Abstract
Background
Although machine learning is a promising tool for making prognoses, the performance of machine learning in predicting outcomes after stroke remains to be examined.
Objective
This study aims to examine how much data-driven models with machine learning improve predictive performance for poststroke outcomes compared with conventional stroke prognostic scores and to elucidate how explanatory variables in machine learning–based models differ from the items of the stroke prognostic scores.
Methods
We used data from 10,513 patients who were registered in a multicenter prospective stroke registry in Japan between 2007 and 2017. The outcomes were poor functional outcome (modified Rankin Scale score >2) and death at 3 months after stroke. Machine learning–based models were developed using all variables with regularization methods, random forests, or boosted trees. We selected 3 stroke prognostic scores, namely, ASTRAL (Acute Stroke Registry and Analysis of Lausanne), PLAN (preadmission comorbidities, level of consciousness, age, neurologic deficit), and iScore (Ischemic Stroke Predictive Risk Score) for comparison. Item-based regression models were developed using the items of these 3 scores. The model performance was assessed in terms of discrimination and calibration. To compare the predictive performance of the data-driven model with that of the item-based model, we performed internal validation after random splits of identical populations into 80% of patients as a training set and 20% of patients as a test set; the models were developed in the training set and were validated in the test set. We evaluated the contribution of each variable to the models and compared the predictors used in the machine learning–based models with the items of the stroke prognostic scores.
Results
The mean age of the study patients was 73.0 (SD 12.5) years, and 59.1% (6209/10,513) of them were men.

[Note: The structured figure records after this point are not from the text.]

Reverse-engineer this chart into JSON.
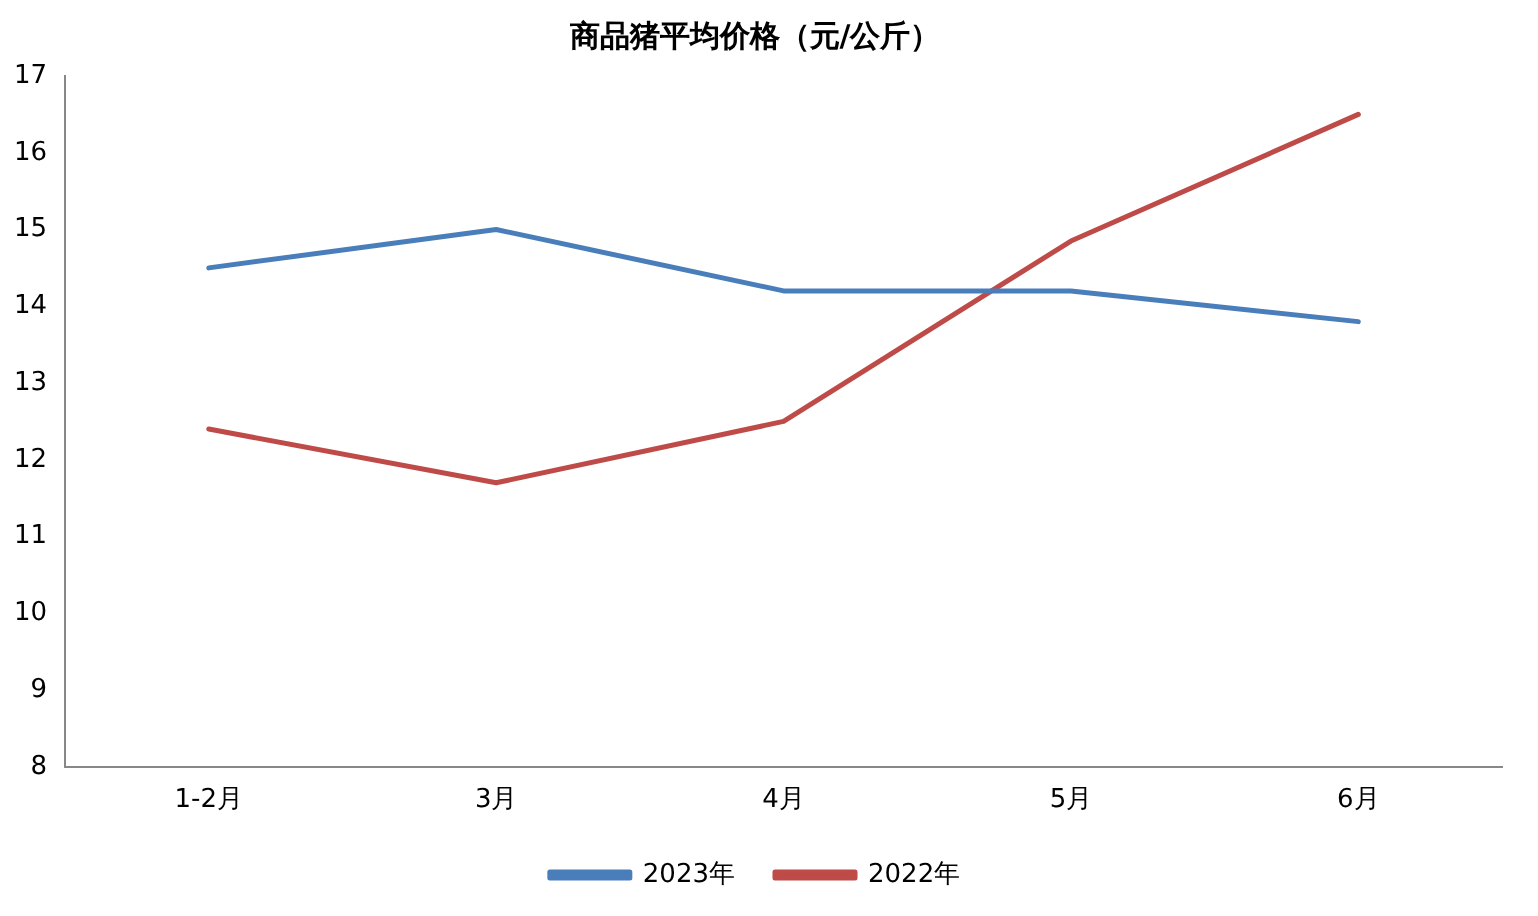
{
  "chart_data": {
    "type": "line",
    "title": "商品猪平均价格（元/公斤）",
    "categories": [
      "1-2月",
      "3月",
      "4月",
      "5月",
      "6月"
    ],
    "series": [
      {
        "name": "2023年",
        "color": "#4a7ebb",
        "values": [
          14.5,
          15.0,
          14.2,
          14.2,
          13.8
        ]
      },
      {
        "name": "2022年",
        "color": "#be4b48",
        "values": [
          12.4,
          11.7,
          12.5,
          14.85,
          16.5
        ]
      }
    ],
    "ylim": [
      8,
      17
    ],
    "yticks": [
      8,
      9,
      10,
      11,
      12,
      13,
      14,
      15,
      16,
      17
    ],
    "grid": false,
    "legend": "bottom",
    "marker": "none",
    "line_style": "solid"
  }
}
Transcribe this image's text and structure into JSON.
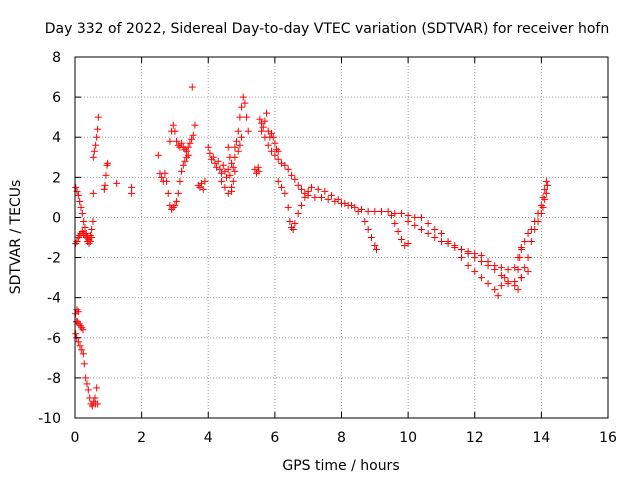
{
  "chart_data": {
    "type": "scatter",
    "title": "Day 332 of 2022, Sidereal Day-to-day VTEC variation (SDTVAR) for receiver hofn",
    "xlabel": "GPS time / hours",
    "ylabel": "SDTVAR / TECUs",
    "xlim": [
      0,
      16
    ],
    "ylim": [
      -10,
      8
    ],
    "grid": true,
    "marker": "+",
    "color": "#ff0000",
    "x_ticks": [
      "0",
      "2",
      "4",
      "6",
      "8",
      "10",
      "12",
      "14",
      "16"
    ],
    "y_ticks": [
      "-10",
      "-8",
      "-6",
      "-4",
      "-2",
      "0",
      "2",
      "4",
      "6",
      "8"
    ],
    "series": [
      {
        "name": "SDTVAR",
        "points": [
          [
            0.02,
            1.5
          ],
          [
            0.06,
            1.3
          ],
          [
            0.1,
            1.1
          ],
          [
            0.14,
            0.8
          ],
          [
            0.18,
            0.5
          ],
          [
            0.22,
            0.2
          ],
          [
            0.26,
            -0.2
          ],
          [
            0.3,
            -0.5
          ],
          [
            0.34,
            -0.8
          ],
          [
            0.38,
            -1.0
          ],
          [
            0.42,
            -1.1
          ],
          [
            0.46,
            -0.9
          ],
          [
            0.5,
            -0.6
          ],
          [
            0.54,
            -0.2
          ],
          [
            0.02,
            -1.3
          ],
          [
            0.06,
            -1.2
          ],
          [
            0.1,
            -1.0
          ],
          [
            0.14,
            -0.9
          ],
          [
            0.18,
            -0.8
          ],
          [
            0.22,
            -0.7
          ],
          [
            0.26,
            -0.8
          ],
          [
            0.3,
            -0.9
          ],
          [
            0.34,
            -1.0
          ],
          [
            0.38,
            -1.2
          ],
          [
            0.42,
            -1.3
          ],
          [
            0.46,
            -1.2
          ],
          [
            0.5,
            -1.0
          ],
          [
            0.55,
            1.2
          ],
          [
            0.55,
            3.0
          ],
          [
            0.58,
            3.3
          ],
          [
            0.62,
            3.6
          ],
          [
            0.65,
            4.0
          ],
          [
            0.68,
            4.4
          ],
          [
            0.7,
            5.0
          ],
          [
            0.88,
            1.4
          ],
          [
            0.9,
            1.6
          ],
          [
            0.93,
            2.1
          ],
          [
            0.96,
            2.6
          ],
          [
            0.98,
            2.7
          ],
          [
            1.25,
            1.7
          ],
          [
            1.7,
            1.5
          ],
          [
            1.7,
            1.2
          ],
          [
            0.02,
            -4.8
          ],
          [
            0.06,
            -4.6
          ],
          [
            0.1,
            -4.7
          ],
          [
            0.04,
            -5.2
          ],
          [
            0.08,
            -5.2
          ],
          [
            0.12,
            -5.3
          ],
          [
            0.16,
            -5.4
          ],
          [
            0.2,
            -5.5
          ],
          [
            0.24,
            -5.6
          ],
          [
            0.02,
            -5.8
          ],
          [
            0.05,
            -6.0
          ],
          [
            0.1,
            -6.2
          ],
          [
            0.15,
            -6.4
          ],
          [
            0.2,
            -6.6
          ],
          [
            0.25,
            -6.8
          ],
          [
            0.28,
            -7.3
          ],
          [
            0.32,
            -8.0
          ],
          [
            0.36,
            -8.3
          ],
          [
            0.4,
            -8.6
          ],
          [
            0.44,
            -9.0
          ],
          [
            0.48,
            -9.3
          ],
          [
            0.52,
            -9.4
          ],
          [
            0.56,
            -9.2
          ],
          [
            0.6,
            -9.0
          ],
          [
            0.65,
            -8.5
          ],
          [
            0.62,
            -9.3
          ],
          [
            0.68,
            -9.3
          ],
          [
            2.5,
            3.1
          ],
          [
            2.55,
            2.2
          ],
          [
            2.6,
            2.0
          ],
          [
            2.65,
            1.8
          ],
          [
            2.7,
            2.2
          ],
          [
            2.75,
            1.8
          ],
          [
            2.8,
            1.2
          ],
          [
            2.85,
            0.6
          ],
          [
            2.9,
            0.4
          ],
          [
            2.95,
            0.5
          ],
          [
            3.0,
            0.6
          ],
          [
            3.05,
            0.8
          ],
          [
            2.85,
            3.8
          ],
          [
            2.9,
            4.3
          ],
          [
            2.95,
            4.6
          ],
          [
            3.0,
            4.3
          ],
          [
            3.05,
            3.8
          ],
          [
            3.1,
            3.6
          ],
          [
            3.15,
            3.5
          ],
          [
            3.2,
            3.7
          ],
          [
            3.25,
            3.5
          ],
          [
            3.3,
            3.4
          ],
          [
            3.35,
            3.3
          ],
          [
            3.4,
            3.5
          ],
          [
            3.45,
            3.7
          ],
          [
            3.5,
            3.9
          ],
          [
            3.55,
            4.1
          ],
          [
            3.6,
            4.6
          ],
          [
            3.1,
            1.2
          ],
          [
            3.15,
            1.8
          ],
          [
            3.2,
            2.3
          ],
          [
            3.25,
            2.6
          ],
          [
            3.3,
            2.8
          ],
          [
            3.35,
            3.0
          ],
          [
            3.4,
            3.1
          ],
          [
            3.52,
            6.5
          ],
          [
            3.7,
            1.6
          ],
          [
            3.75,
            1.5
          ],
          [
            3.8,
            1.7
          ],
          [
            3.85,
            1.4
          ],
          [
            3.9,
            1.8
          ],
          [
            4.0,
            3.5
          ],
          [
            4.05,
            3.2
          ],
          [
            4.1,
            2.9
          ],
          [
            4.15,
            3.0
          ],
          [
            4.2,
            2.7
          ],
          [
            4.25,
            2.5
          ],
          [
            4.3,
            2.8
          ],
          [
            4.35,
            2.4
          ],
          [
            4.4,
            2.2
          ],
          [
            4.45,
            2.6
          ],
          [
            4.5,
            2.3
          ],
          [
            4.55,
            2.0
          ],
          [
            4.6,
            2.4
          ],
          [
            4.65,
            2.1
          ],
          [
            4.7,
            1.5
          ],
          [
            4.75,
            1.8
          ],
          [
            4.8,
            2.3
          ],
          [
            4.6,
            3.5
          ],
          [
            4.65,
            3.0
          ],
          [
            4.7,
            2.7
          ],
          [
            4.75,
            2.5
          ],
          [
            4.8,
            3.0
          ],
          [
            4.4,
            1.8
          ],
          [
            4.5,
            1.5
          ],
          [
            4.6,
            1.2
          ],
          [
            4.7,
            1.3
          ],
          [
            4.9,
            4.3
          ],
          [
            4.95,
            5.0
          ],
          [
            5.0,
            5.5
          ],
          [
            5.05,
            6.0
          ],
          [
            5.1,
            5.7
          ],
          [
            5.15,
            5.0
          ],
          [
            5.2,
            4.3
          ],
          [
            4.9,
            3.3
          ],
          [
            4.95,
            3.6
          ],
          [
            5.0,
            4.0
          ],
          [
            4.85,
            3.8
          ],
          [
            4.8,
            3.5
          ],
          [
            5.4,
            2.4
          ],
          [
            5.45,
            2.2
          ],
          [
            5.5,
            2.5
          ],
          [
            5.52,
            2.3
          ],
          [
            5.55,
            4.9
          ],
          [
            5.6,
            4.7
          ],
          [
            5.65,
            4.5
          ],
          [
            5.7,
            4.8
          ],
          [
            5.75,
            5.2
          ],
          [
            5.8,
            4.3
          ],
          [
            5.85,
            4.0
          ],
          [
            5.9,
            4.2
          ],
          [
            5.95,
            4.0
          ],
          [
            6.0,
            3.7
          ],
          [
            6.05,
            3.4
          ],
          [
            6.1,
            3.3
          ],
          [
            5.6,
            4.3
          ],
          [
            5.7,
            4.0
          ],
          [
            5.8,
            3.6
          ],
          [
            5.9,
            3.3
          ],
          [
            6.0,
            3.1
          ],
          [
            6.1,
            2.9
          ],
          [
            6.2,
            2.7
          ],
          [
            6.3,
            2.6
          ],
          [
            6.4,
            2.4
          ],
          [
            6.5,
            2.1
          ],
          [
            6.6,
            1.9
          ],
          [
            6.7,
            1.6
          ],
          [
            6.8,
            1.4
          ],
          [
            6.9,
            1.2
          ],
          [
            7.0,
            1.1
          ],
          [
            7.2,
            1.0
          ],
          [
            7.4,
            1.0
          ],
          [
            7.6,
            0.9
          ],
          [
            7.8,
            0.8
          ],
          [
            8.0,
            0.7
          ],
          [
            8.2,
            0.6
          ],
          [
            8.4,
            0.5
          ],
          [
            8.6,
            0.4
          ],
          [
            8.8,
            0.3
          ],
          [
            9.0,
            0.3
          ],
          [
            9.2,
            0.3
          ],
          [
            9.4,
            0.3
          ],
          [
            9.6,
            0.2
          ],
          [
            9.8,
            0.2
          ],
          [
            10.0,
            0.1
          ],
          [
            10.2,
            0.0
          ],
          [
            10.4,
            0.0
          ],
          [
            10.6,
            -0.3
          ],
          [
            10.8,
            -0.6
          ],
          [
            11.0,
            -0.8
          ],
          [
            11.2,
            -1.2
          ],
          [
            11.4,
            -1.4
          ],
          [
            11.6,
            -1.6
          ],
          [
            11.8,
            -1.8
          ],
          [
            12.0,
            -2.0
          ],
          [
            12.2,
            -2.2
          ],
          [
            12.4,
            -2.4
          ],
          [
            12.6,
            -2.6
          ],
          [
            12.8,
            -2.9
          ],
          [
            13.0,
            -3.2
          ],
          [
            13.2,
            -3.4
          ],
          [
            6.1,
            1.8
          ],
          [
            6.2,
            1.5
          ],
          [
            6.3,
            1.2
          ],
          [
            6.4,
            0.5
          ],
          [
            6.45,
            -0.2
          ],
          [
            6.5,
            -0.5
          ],
          [
            6.55,
            -0.6
          ],
          [
            6.6,
            -0.3
          ],
          [
            6.7,
            0.2
          ],
          [
            6.8,
            0.6
          ],
          [
            6.9,
            1.0
          ],
          [
            7.0,
            1.3
          ],
          [
            7.1,
            1.5
          ],
          [
            7.3,
            1.4
          ],
          [
            7.5,
            1.3
          ],
          [
            7.7,
            1.1
          ],
          [
            7.9,
            0.9
          ],
          [
            8.1,
            0.7
          ],
          [
            8.3,
            0.6
          ],
          [
            8.5,
            0.3
          ],
          [
            8.7,
            -0.2
          ],
          [
            8.8,
            -0.6
          ],
          [
            8.9,
            -1.0
          ],
          [
            9.0,
            -1.4
          ],
          [
            9.05,
            -1.6
          ],
          [
            9.5,
            0.1
          ],
          [
            9.6,
            -0.3
          ],
          [
            9.7,
            -0.7
          ],
          [
            9.8,
            -1.1
          ],
          [
            9.9,
            -1.4
          ],
          [
            10.0,
            -1.3
          ],
          [
            10.0,
            -0.2
          ],
          [
            10.2,
            -0.4
          ],
          [
            10.4,
            -0.6
          ],
          [
            10.6,
            -0.8
          ],
          [
            10.8,
            -1.0
          ],
          [
            11.0,
            -1.2
          ],
          [
            11.2,
            -1.3
          ],
          [
            11.4,
            -1.5
          ],
          [
            11.6,
            -1.6
          ],
          [
            11.8,
            -1.7
          ],
          [
            12.0,
            -1.8
          ],
          [
            12.2,
            -1.9
          ],
          [
            12.4,
            -2.2
          ],
          [
            12.6,
            -2.4
          ],
          [
            12.8,
            -2.5
          ],
          [
            13.0,
            -2.6
          ],
          [
            13.2,
            -2.5
          ],
          [
            11.6,
            -2.0
          ],
          [
            11.8,
            -2.4
          ],
          [
            12.0,
            -2.7
          ],
          [
            12.2,
            -3.0
          ],
          [
            12.4,
            -3.3
          ],
          [
            12.6,
            -3.6
          ],
          [
            12.7,
            -3.9
          ],
          [
            12.8,
            -3.4
          ],
          [
            12.9,
            -3.0
          ],
          [
            13.0,
            -3.3
          ],
          [
            13.2,
            -3.2
          ],
          [
            13.4,
            -3.0
          ],
          [
            13.6,
            -2.7
          ],
          [
            13.3,
            -2.0
          ],
          [
            13.4,
            -1.6
          ],
          [
            13.5,
            -1.2
          ],
          [
            13.6,
            -0.8
          ],
          [
            13.7,
            -0.6
          ],
          [
            13.8,
            -0.2
          ],
          [
            13.9,
            0.2
          ],
          [
            14.0,
            0.6
          ],
          [
            14.05,
            1.0
          ],
          [
            14.1,
            1.4
          ],
          [
            14.15,
            1.8
          ],
          [
            13.3,
            -3.6
          ],
          [
            13.4,
            -3.0
          ],
          [
            13.5,
            -2.5
          ],
          [
            13.6,
            -2.0
          ],
          [
            13.7,
            -1.2
          ],
          [
            13.8,
            -0.6
          ],
          [
            13.9,
            -0.2
          ],
          [
            14.0,
            0.2
          ],
          [
            14.05,
            0.5
          ],
          [
            14.1,
            0.9
          ],
          [
            14.15,
            1.2
          ],
          [
            14.18,
            1.6
          ],
          [
            13.3,
            -2.6
          ],
          [
            13.35,
            -2.0
          ],
          [
            13.4,
            -1.5
          ]
        ]
      }
    ]
  }
}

The area under the receiver operating characteristic curves and the area under the precision-recall curves for predicting poststroke outcomes were higher for machine learning–based models than for item-based models in identical populations after random splits. Machine learning–based models also performed better than item-based models in terms of the Brier score. Machine learning–based models used different explanatory variables, such as laboratory data, from the items of the conventional stroke prognostic scores. Including these data in the machine learning–based models as explanatory variables improved performance in predicting outcomes after stroke, especially poststroke death.
Conclusions
Machine learning–based models performed better in predicting poststroke outcomes than regression models using the items of conventional stroke prognostic scores, although they required additional variables, such as laboratory data, to attain improved performance. Further studies are warranted to validate the usefulness of machine learning in clinical settings.